I don't wear a poppy. Before you unfriend me, slate me or defame me this is why. I am Australian. In Australia we don't do the poppy as much. For Australians it's rosemary.

Those paper poppies, I buy one every year. Well I pay for one every year but I don't wear one. Poppies fade, they fall off, they get lost. When I see people wear poppies I feel pride, when I wear one myself it feels wrong. A spring of rosemary on my collar, like the diggers in Australia, that to me is remembrance.

For rosemary in ancient literature signifies remembrance, fidelity. With rosemary you know where you are. It is evergreen, it is strong, it is powerful. It brings to mind lamb roasts, warm kitchens, solid tradition.

You see those brave men that landed at Gallipolli, who were gunned down so quickly by the enemy, who were lambs to the slaughter, fought not over desert or rocks, but the wild rosemary growing over the banks and hills around Gallipolli Bay. The braver still regiment of Lancashire Fusiliers who rescued the survivors did the same.

You see I do not wear a poppy, or stop the world for Remembrance Sunday for one key reason. My dad risked his life for mine before I was born, before he moved to Australia, before he met my mother. My dad enlisted in the army and then the Royal Navy. He bravely fought, though rarely spoke about it, and his knowledge of war history was second to none. He was a scholar.

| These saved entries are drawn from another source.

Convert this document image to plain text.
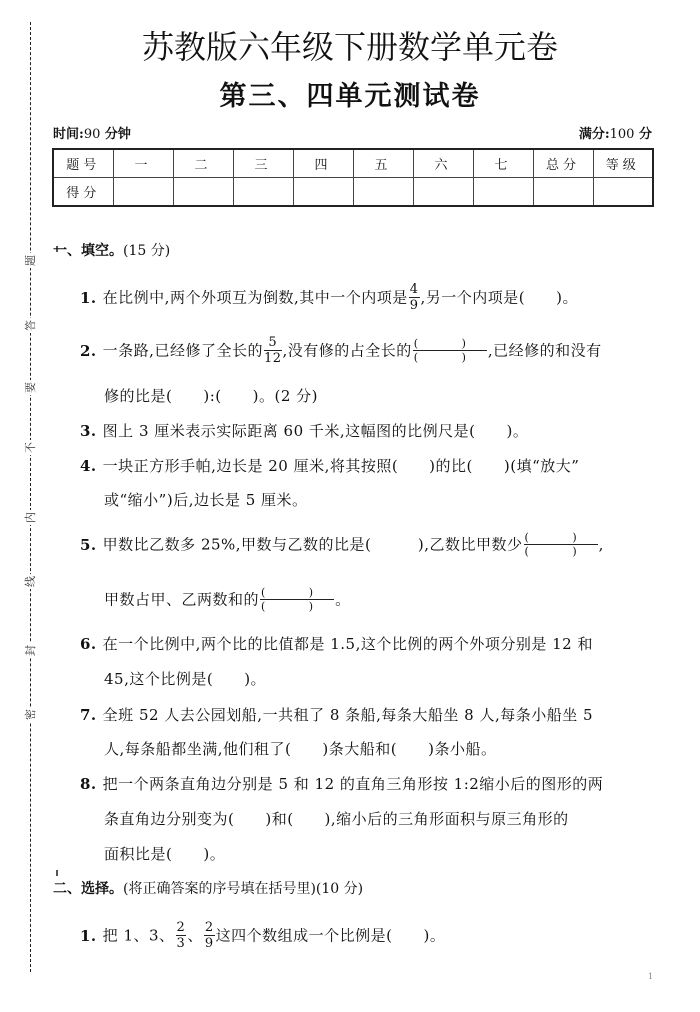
题
答
要
不
内
线
封
密
苏教版六年级下册数学单元卷
第三、四单元测试卷
时间:90 分钟	满分:100 分
题号	一	二	三	四	五	六	七	总分	等级
得分									
一、填空。(15 分)
1. 在比例中,两个外项互为倒数,其中一个内项是 $\frac{4}{9}$ ,另一个内项是(　　)。
2. 一条路,已经修了全长的 $\frac{5}{12}$ ,没有修的占全长的 $\frac{( )}{( )}$ ,已经修的和没有
修的比是(　　):(　　)。(2 分)
3. 图上 3 厘米表示实际距离 60 千米,这幅图的比例尺是(　　)。
4. 一块正方形手帕,边长是 20 厘米,将其按照(　　)的比(　　)(填“放大”
或“缩小”)后,边长是 5 厘米。
5. 甲数比乙数多 25%,甲数与乙数的比是(　　　),乙数比甲数少 $\frac{( )}{( )}$ ,
甲数占甲、乙两数和的 $\frac{( )}{( )}$ 。
6. 在一个比例中,两个比的比值都是 1.5,这个比例的两个外项分别是 12 和
45,这个比例是(　　)。
7. 全班 52 人去公园划船,一共租了 8 条船,每条大船坐 8 人,每条小船坐 5
人,每条船都坐满,他们租了(　　)条大船和(　　)条小船。
8. 把一个两条直角边分别是 5 和 12 的直角三角形按 1:2缩小后的图形的两
条直角边分别变为(　　)和(　　),缩小后的三角形面积与原三角形的
面积比是(　　)。
二、选择。(将正确答案的序号填在括号里)(10 分)
1. 把 1、3、 $\frac{2}{3}$ 、 $\frac{2}{9}$ 这四个数组成一个比例是(　　)。
1
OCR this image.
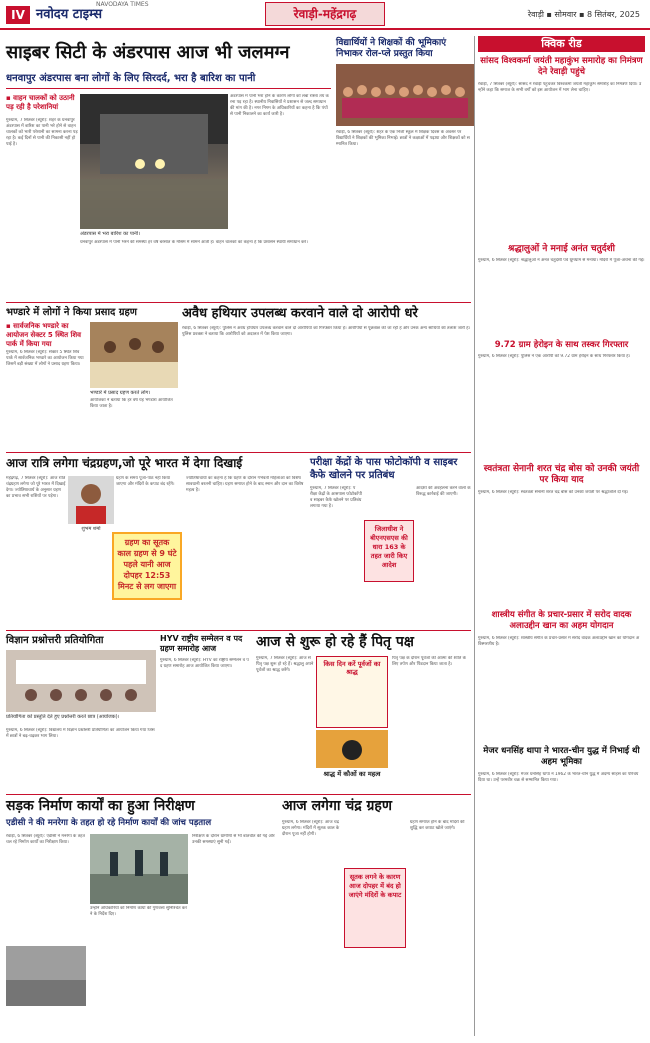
IV नवोदय टाइम्स
NAVODAYA TIMES
रेवाड़ी-महेंद्रगढ़	रेवाड़ी ▪ सोमवार ▪ 8 सितंबर, 2025
साइबर सिटी के अंडरपास आज भी जलमग्न
धनवापुर अंडरपास बना लोगों के लिए सिरदर्द, भरा है बारिश का पानी
▪ वाहन चालकों को उठानी पड़ रही है परेशानियां
गुरुग्राम, 7 सितंबर (ब्यूरो): शहर के धनवापुर अंडरपास में बारिश का पानी भरे होने से वाहन चालकों को भारी परेशानी का सामना करना पड़ रहा है। कई दिनों से पानी की निकासी नहीं हो पाई है।
अंडरपास में भरा बारिश का पानी।
अंडरपास में पानी भरा होने के कारण लोगों को लंबा रास्ता तय करना पड़ रहा है। स्थानीय निवासियों ने प्रशासन से जल्द समाधान की मांग की है। नगर निगम के अधिकारियों का कहना है कि पंपों से पानी निकालने का कार्य जारी है।
धनवापुर अंडरपास में पानी भरने की समस्या हर वर्ष बरसात के मौसम में सामने आती है। वाहन चालकों का कहना है कि प्रशासन स्थायी समाधान करे।
विद्यार्थियों ने शिक्षकों की भूमिकाएं निभाकर रोल-प्ले प्रस्तुत किया
रेवाड़ी, 6 सितंबर (ब्यूरो): शहर के एक निजी स्कूल में शिक्षक दिवस के अवसर पर विद्यार्थियों ने शिक्षकों की भूमिका निभाई। छात्रों ने कक्षाओं में पढ़ाया और शिक्षकों को सम्मानित किया।
क्विक रीड
सांसद विश्वकर्मा जयंती महाकुंभ समारोह का निमंत्रण देने रेवाड़ी पहुंचे
रेवाड़ी, 7 सितंबर (ब्यूरो): सांसद ने रेवाड़ी पहुंचकर विश्वकर्मा जयंती महाकुंभ समारोह का निमंत्रण दिया। उन्होंने कहा कि समाज के सभी वर्गों को इस आयोजन में भाग लेना चाहिए।
श्रद्धालुओं ने मनाई अनंत चतुर्दशी
गुरुग्राम, 6 सितंबर (ब्यूरो): श्रद्धालुओं ने अनंत चतुर्दशी पर्व धूमधाम से मनाया। मंदिरों में पूजा-अर्चना की गई।
9.72 ग्राम हेरोइन के साथ तस्कर गिरफ्तार
गुरुग्राम, 6 सितंबर (ब्यूरो): पुलिस ने एक आरोपी को 9.72 ग्राम हेरोइन के साथ गिरफ्तार किया है।
स्वतंत्रता सेनानी शरत चंद्र बोस को उनकी जयंती पर किया याद
गुरुग्राम, 6 सितंबर (ब्यूरो): स्वतंत्रता सेनानी शरत चंद्र बोस को उनकी जयंती पर श्रद्धांजलि दी गई।
शास्त्रीय संगीत के प्रचार-प्रसार में सरोद वादक अलाउद्दीन खान का अहम योगदान
गुरुग्राम, 6 सितंबर (ब्यूरो): शास्त्रीय संगीत के प्रचार-प्रसार में सरोद वादक अलाउद्दीन खान का योगदान अविस्मरणीय है।
मेजर धनसिंह थापा ने भारत-चीन युद्ध में निभाई थी अहम भूमिका
गुरुग्राम, 6 सितंबर (ब्यूरो): मेजर धनसिंह थापा ने 1962 के भारत-चीन युद्ध में अदम्य साहस का परिचय दिया था। उन्हें परमवीर चक्र से सम्मानित किया गया।
भण्डारे में लोगों ने किया प्रसाद ग्रहण
▪ सार्वजनिक भण्डारे का आयोजन सेक्टर 5 स्थित शिव पार्क में किया गया
गुरुग्राम, 6 सितंबर (ब्यूरो): सेक्टर 5 स्थित शिव पार्क में सार्वजनिक भण्डारे का आयोजन किया गया जिसमें बड़ी संख्या में लोगों ने प्रसाद ग्रहण किया।
भण्डारे में प्रसाद ग्रहण करते लोग।
आयोजकों ने बताया कि हर वर्ष यह भण्डारा आयोजित किया जाता है।
अवैध हथियार उपलब्ध करवाने वाले दो आरोपी धरे
रेवाड़ी, 6 सितंबर (ब्यूरो): पुलिस ने अवैध हथियार उपलब्ध करवाने वाले दो आरोपियों को गिरफ्तार किया है। आरोपियों से पूछताछ की जा रही है और उनके अन्य साथियों की तलाश जारी है। पुलिस प्रवक्ता ने बताया कि आरोपियों को अदालत में पेश किया जाएगा।
आज रात्रि लगेगा चंद्रग्रहण,जो पूरे भारत में देगा दिखाई
महेंद्रगढ़, 7 सितंबर (ब्यूरो): आज रात्रि चंद्रग्रहण लगेगा जो पूरे भारत में दिखाई देगा। ज्योतिषाचार्य के अनुसार ग्रहण का प्रभाव सभी राशियों पर पड़ेगा।
शुभम शर्मा
ग्रहण के समय पूजा-पाठ नहीं किया जाएगा और मंदिरों के कपाट बंद रहेंगे।
ग्रहण का सूतक काल ग्रहण से 9 घंटे पहले यानी आज दोपहर 12:53 मिनट से लग जाएगा
ज्योतिषाचार्यों का कहना है कि ग्रहण के दौरान गर्भवती महिलाओं को विशेष सावधानी बरतनी चाहिए। ग्रहण समाप्त होने के बाद स्नान और दान का विशेष महत्व है।
परीक्षा केंद्रों के पास फोटोकॉपी व साइबर कैफे खोलने पर प्रतिबंध
गुरुग्राम, 7 सितंबर (ब्यूरो): परीक्षा केंद्रों के आसपास फोटोकॉपी व साइबर कैफे खोलने पर प्रतिबंध लगाया गया है।
जिलाधीश ने बीएनएसएस की धारा 163 के तहत जारी किए आदेश
आदेशों की अवहेलना करने वालों के विरुद्ध कार्रवाई की जाएगी।
विज्ञान प्रश्नोत्तरी प्रतियोगिता
प्रतियोगिता को प्रस्तुति देते हुए प्रश्नोत्तरी करते छात्र (आयोजक)।
गुरुग्राम, 6 सितंबर (ब्यूरो): विद्यालय में विज्ञान प्रश्नोत्तरी प्रतियोगिता का आयोजन किया गया जिसमें छात्रों ने बढ़-चढ़कर भाग लिया।
HYV राष्ट्रीय सम्मेलन व पद ग्रहण समारोह आज
गुरुग्राम, 6 सितंबर (ब्यूरो): HYV का राष्ट्रीय सम्मेलन व पद ग्रहण समारोह आज आयोजित किया जाएगा।
आज से शुरू हो रहे हैं पितृ पक्ष
गुरुग्राम, 7 सितंबर (ब्यूरो): आज से पितृ पक्ष शुरू हो रहे हैं। श्रद्धालु अपने पूर्वजों का श्राद्ध करेंगे।
किस दिन करें पूर्वजों का श्राद्ध
श्राद्ध में कौओं का महत्व
पितृ पक्ष के दौरान पूर्वजों की आत्मा की शांति के लिए तर्पण और पिंडदान किया जाता है।
सड़क निर्माण कार्यों का हुआ निरीक्षण
एडीसी ने की मनरेगा के तहत हो रहे निर्माण कार्यों की जांच पड़ताल
रेवाड़ी, 6 सितंबर (ब्यूरो): एडीसी ने मनरेगा के तहत चल रहे निर्माण कार्यों का निरीक्षण किया।
उन्होंने अधिकारियों को निर्माण कार्यों की गुणवत्ता सुनिश्चित करने के निर्देश दिए।
निरीक्षण के दौरान ग्रामीणों से भी बातचीत की गई और उनकी समस्याएं सुनी गईं।
आज लगेगा चंद्र ग्रहण
गुरुग्राम, 6 सितंबर (ब्यूरो): आज चंद्र ग्रहण लगेगा। मंदिरों में सूतक काल के दौरान पूजा नहीं होगी।
सूतक लगने के कारण आज दोपहर में बंद हो जाएंगे मंदिरों के कपाट
ग्रहण समाप्त होने के बाद मंदिरों की शुद्धि कर कपाट खोले जाएंगे।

I have a rosemary bush by my front door and every morning I say a silent prayer for the servicemen and women of yesterday and today.

On my Day of the Dead celebrations last week I had yellow roses, as they were the flowers that dad had at his last meal with me last year, before he died, with lots of rosemary from my garden to signify his own sacrifices in war.

I remember our war dead and our living dead every day.

I give thanks for the men and women at home and abroad, for those who serve, those who come back and those who have fractured minds and hearts as a result of combat.

Perhaps because I have "the digger's disease" PTSD it makes me more aware of what it must be like to live with the horrors of war inhabiting your head every minute of every day.

Maybe because I could have not been here had Hitler's men (or Hirohito's for that matter) killed my father.

Maybe because I lived with my dad's memory and legacy I feel that affinity every day.

For me Remembrance Sunday is important, but it is important to remember every day.